Each school and college received an individual and collated report detailing the themes of the artistic consultation session, artwork and quotes from the participants.
A further challenge has been managing the expectations of colleagues and the participating schools and colleges. This was not about measuring the quality of the finished artwork, it was about offering a process that enabled and supported the different ways in which people communicate, without being language-driven.
In comparison to the 147 participants of the creative consultation, we received 75 responses to the online questionnaire, which explored the same areas, specifically targeted at young people 16 and under.
The creative consultation enabled us to reach and consult with more than double the number of young people than if we had been using the questionnaire alone. It ensured their views and aspirations were heard and highlighted the benefits of offering a diverse range of consultative approaches.
Our success challenges the assumptions that people who face barriers with communication cannot be meaningfully engaged, and fully participate, in expressing their views.
What Adults Told Us
- Diagnosis should be accessible and a smooth process, with the right support throughout and after diagnosis. Also highlighted was the need for improved training and awareness of autism.
- Educational opportunities should include social skills training and be flexible and adaptable to the needs of students with autism, and again have a smooth process for moving between schools and colleges.
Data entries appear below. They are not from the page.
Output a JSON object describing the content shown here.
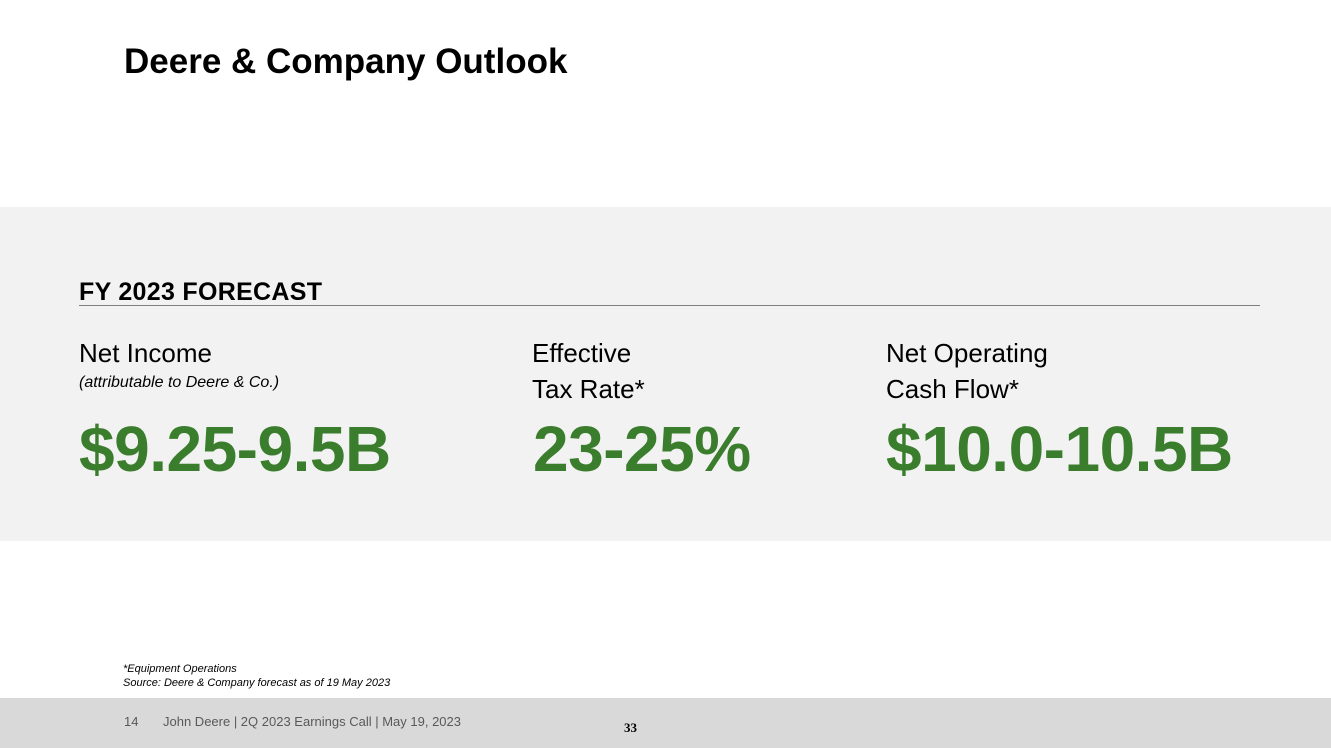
{
  "slide": {
    "title": "Deere & Company Outlook",
    "forecast_heading": "FY 2023 FORECAST",
    "metrics": [
      {
        "label_line1": "Net Income",
        "label_line2": "",
        "sublabel": "(attributable to Deere & Co.)",
        "value": "$9.25-9.5B"
      },
      {
        "label_line1": "Effective",
        "label_line2": "Tax Rate*",
        "sublabel": "",
        "value": "23-25%"
      },
      {
        "label_line1": "Net Operating",
        "label_line2": "Cash Flow*",
        "sublabel": "",
        "value": "$10.0-10.5B"
      }
    ],
    "footnotes": [
      "*Equipment Operations",
      "Source: Deere & Company forecast as of 19 May 2023"
    ],
    "footer": {
      "slide_number": "14",
      "text": "John Deere | 2Q 2023 Earnings Call | May 19, 2023",
      "page_number": "33"
    }
  },
  "colors": {
    "accent_green": "#3a7d2c",
    "band_gray": "#f2f2f2",
    "footer_gray": "#d9d9d9"
  }
}
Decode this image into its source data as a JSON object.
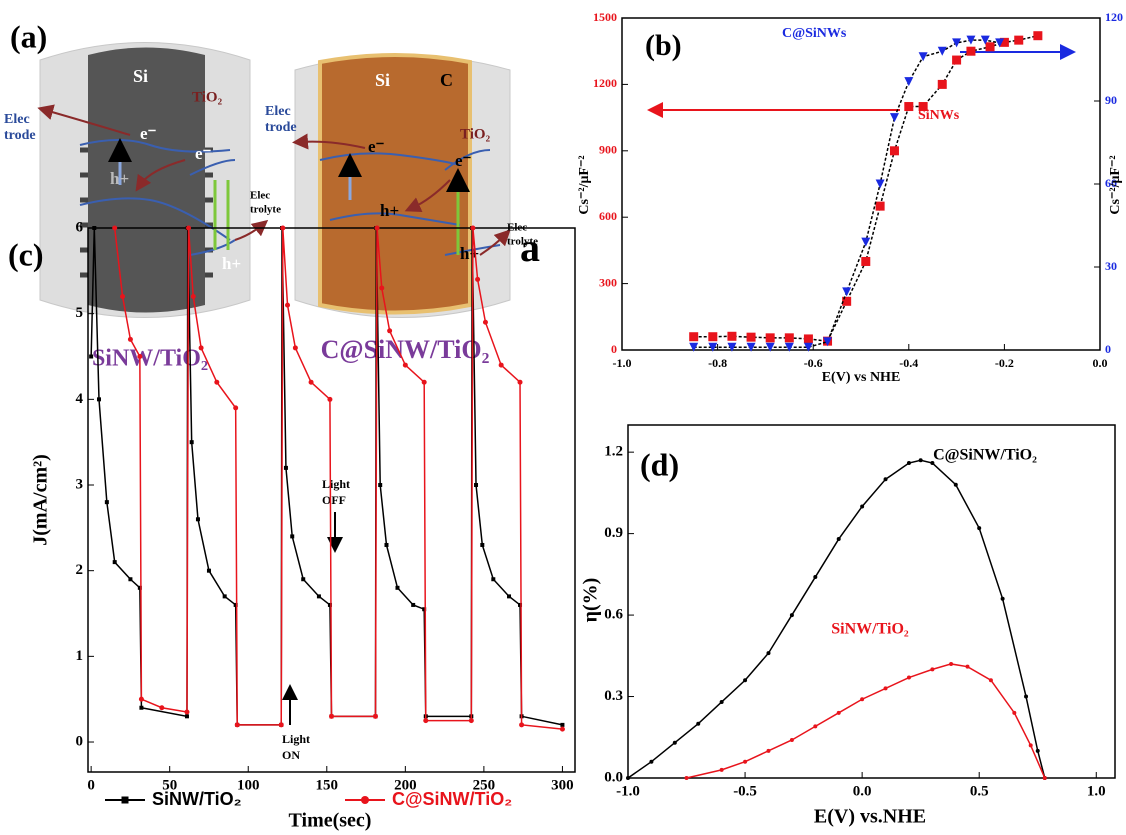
{
  "diagram": {
    "label": "(a)",
    "cylinders": [
      {
        "core": "Si",
        "shell": "TiO₂",
        "electrode": [
          "Elec",
          "trode"
        ],
        "electrolyte": [
          "Elec",
          "trolyte"
        ],
        "electrons": [
          "e⁻",
          "e⁻"
        ],
        "holes": [
          "h+",
          "h+"
        ],
        "caption": "SiNW/TiO₂"
      },
      {
        "core": "Si",
        "coating": "C",
        "shell": "TiO₂",
        "electrode": [
          "Elec",
          "trode"
        ],
        "electrolyte": [
          "Elec",
          "trolyte"
        ],
        "electrons": [
          "e⁻",
          "e⁻"
        ],
        "holes": [
          "h+",
          "h+"
        ],
        "caption": "C@SiNW/TiO₂"
      }
    ]
  },
  "chart_data": [
    {
      "type": "scatter-line",
      "xlabel": "E(V) vs NHE",
      "ylabel": "Cs⁻²/μF⁻²",
      "y2label": "Cs⁻²/μF⁻²",
      "annotations": [
        "(b)",
        "C@SiNWs",
        "SiNWs"
      ],
      "xlim": [
        -1,
        0
      ],
      "ylim": [
        0,
        1500
      ],
      "y2lim": [
        0,
        120
      ],
      "xticks": [
        {
          "value": -1,
          "label": "-1.0"
        },
        -0.8,
        -0.6,
        -0.4,
        -0.2,
        {
          "value": 0,
          "label": "0.0"
        }
      ],
      "yticks": [
        0,
        300,
        600,
        900,
        1200,
        1500
      ],
      "y2ticks": [
        0,
        30,
        60,
        90,
        120
      ],
      "series": [
        {
          "name": "SiNWs",
          "color": "#e8141c",
          "marker": "square",
          "axis": "y",
          "x": [
            -0.85,
            -0.81,
            -0.77,
            -0.73,
            -0.69,
            -0.65,
            -0.61,
            -0.57,
            -0.53,
            -0.49,
            -0.46,
            -0.43,
            -0.4,
            -0.37,
            -0.33,
            -0.3,
            -0.27,
            -0.23,
            -0.2,
            -0.17,
            -0.13
          ],
          "values": [
            60,
            60,
            62,
            58,
            55,
            55,
            50,
            40,
            220,
            400,
            650,
            900,
            1100,
            1100,
            1200,
            1310,
            1350,
            1370,
            1390,
            1400,
            1420
          ]
        },
        {
          "name": "C@SiNWs",
          "color": "#1a2ae0",
          "marker": "triangle",
          "axis": "y2",
          "x": [
            -0.85,
            -0.81,
            -0.77,
            -0.73,
            -0.69,
            -0.65,
            -0.61,
            -0.57,
            -0.53,
            -0.49,
            -0.46,
            -0.43,
            -0.4,
            -0.37,
            -0.33,
            -0.3,
            -0.27,
            -0.24,
            -0.21
          ],
          "values": [
            1,
            1,
            1,
            1,
            1,
            1,
            1,
            3,
            21,
            39,
            60,
            84,
            97,
            106,
            108,
            111,
            112,
            112,
            111
          ]
        }
      ]
    },
    {
      "type": "line",
      "xlabel": "Time(sec)",
      "ylabel": "J(mA/cm²)",
      "legend": "bottom",
      "annotations": [
        "(c)",
        "a",
        "Light",
        "OFF",
        "Light",
        "ON"
      ],
      "xlim": [
        -2,
        308
      ],
      "ylim": [
        -0.35,
        6
      ],
      "xticks": [
        0,
        50,
        100,
        150,
        200,
        250,
        300
      ],
      "yticks": [
        0,
        1,
        2,
        3,
        4,
        5,
        6
      ],
      "series": [
        {
          "name": "SiNW/TiO₂",
          "color": "#000000",
          "marker": "square",
          "x": [
            0,
            2,
            5,
            10,
            15,
            25,
            31,
            32,
            61,
            61.5,
            64,
            68,
            75,
            85,
            92,
            93,
            121,
            121.5,
            124,
            128,
            135,
            145,
            152,
            153,
            181,
            181.5,
            184,
            188,
            195,
            205,
            212,
            213,
            242,
            242.5,
            245,
            249,
            256,
            266,
            273,
            274,
            300
          ],
          "values": [
            4.5,
            6,
            4,
            2.8,
            2.1,
            1.9,
            1.8,
            0.4,
            0.3,
            6,
            3.5,
            2.6,
            2,
            1.7,
            1.6,
            0.2,
            0.2,
            6,
            3.2,
            2.4,
            1.9,
            1.7,
            1.6,
            0.3,
            0.3,
            6,
            3,
            2.3,
            1.8,
            1.6,
            1.55,
            0.3,
            0.3,
            6,
            3,
            2.3,
            1.9,
            1.7,
            1.6,
            0.3,
            0.2
          ]
        },
        {
          "name": "C@SiNW/TiO₂",
          "color": "#e8141c",
          "marker": "circle",
          "x": [
            15,
            20,
            25,
            31,
            32,
            45,
            61,
            62,
            65,
            70,
            80,
            92,
            93,
            121,
            122,
            125,
            130,
            140,
            152,
            153,
            181,
            182,
            185,
            190,
            200,
            212,
            213,
            242,
            243,
            246,
            251,
            261,
            273,
            274,
            300
          ],
          "values": [
            6,
            5.2,
            4.7,
            4.5,
            0.5,
            0.4,
            0.35,
            6,
            5.2,
            4.6,
            4.2,
            3.9,
            0.2,
            0.2,
            6,
            5.1,
            4.6,
            4.2,
            4,
            0.3,
            0.3,
            6,
            5.3,
            4.8,
            4.4,
            4.2,
            0.25,
            0.25,
            6,
            5.4,
            4.9,
            4.4,
            4.2,
            0.2,
            0.15
          ]
        }
      ]
    },
    {
      "type": "line",
      "xlabel": "E(V) vs.NHE",
      "ylabel": "η(%)",
      "annotations": [
        "(d)"
      ],
      "xlim": [
        -1,
        1.08
      ],
      "ylim": [
        0,
        1.3
      ],
      "xticks": [
        {
          "value": -1,
          "label": "-1.0"
        },
        -0.5,
        {
          "value": 0,
          "label": "0.0"
        },
        0.5,
        {
          "value": 1,
          "label": "1.0"
        }
      ],
      "yticks": [
        {
          "value": 0,
          "label": "0.0"
        },
        0.3,
        0.6,
        0.9,
        1.2
      ],
      "series": [
        {
          "name": "C@SiNW/TiO₂",
          "color": "#000000",
          "marker": "circle",
          "x": [
            -1,
            -0.9,
            -0.8,
            -0.7,
            -0.6,
            -0.5,
            -0.4,
            -0.3,
            -0.2,
            -0.1,
            0,
            0.1,
            0.2,
            0.25,
            0.3,
            0.4,
            0.5,
            0.6,
            0.7,
            0.75,
            0.78
          ],
          "values": [
            0,
            0.06,
            0.13,
            0.2,
            0.28,
            0.36,
            0.46,
            0.6,
            0.74,
            0.88,
            1,
            1.1,
            1.16,
            1.17,
            1.16,
            1.08,
            0.92,
            0.66,
            0.3,
            0.1,
            0
          ]
        },
        {
          "name": "SiNW/TiO₂",
          "color": "#e8141c",
          "marker": "circle",
          "x": [
            -0.75,
            -0.6,
            -0.5,
            -0.4,
            -0.3,
            -0.2,
            -0.1,
            0,
            0.1,
            0.2,
            0.3,
            0.38,
            0.45,
            0.55,
            0.65,
            0.72,
            0.78
          ],
          "values": [
            0,
            0.03,
            0.06,
            0.1,
            0.14,
            0.19,
            0.24,
            0.29,
            0.33,
            0.37,
            0.4,
            0.42,
            0.41,
            0.36,
            0.24,
            0.12,
            0
          ]
        }
      ]
    }
  ]
}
- The transitions process, moving from children’s to adult services should be smoother, with clear assessments and plans with the involvement of family and support networks, with Organisations working in partnership
- There should be increased awareness and understanding of autism in the community and within organisations/professionals. Awareness training in schools was highlighted as way of improving this.
- There should be opportunities for people with autism and their carers to be involved in developing services and support, be able to access services effectively and have increased independence.
- Social and support networks, like peer and mentoring schemes should be developed and that people with autism should not face barriers to social inclusion, with training in life and social skills and increased awareness and understanding should be implemented
- There should be increased opportunities and support for people with autism to enter and remain in the workplace with training and awareness raising for employers being strongly noted.
- Housing and accommodation should be flexible and people offered support and advice to ensure they are able to choose the right options for them, with respondents noting that increased support for families to continue to support people within the family home, and having more accessible information available was required
- People with autism should be safe from abuse and be aware of and able to use local resources and projects to keep safe, with again increased awareness and understanding being highlighted as a need, especially within Emergency services
What Children and Young People Told Us
- A need for access to good information and to understand autism, and for families to understand autism
- Having good support to move through significant events, like changing schools, transitions and ensuring there are clear care plans in place
- An increased need for better awareness and understanding of autism to stop bullying in schools and colleges, this was a strong theme.
- Having autism means for many children and young people that they don’t go out socially with anyone other than close family.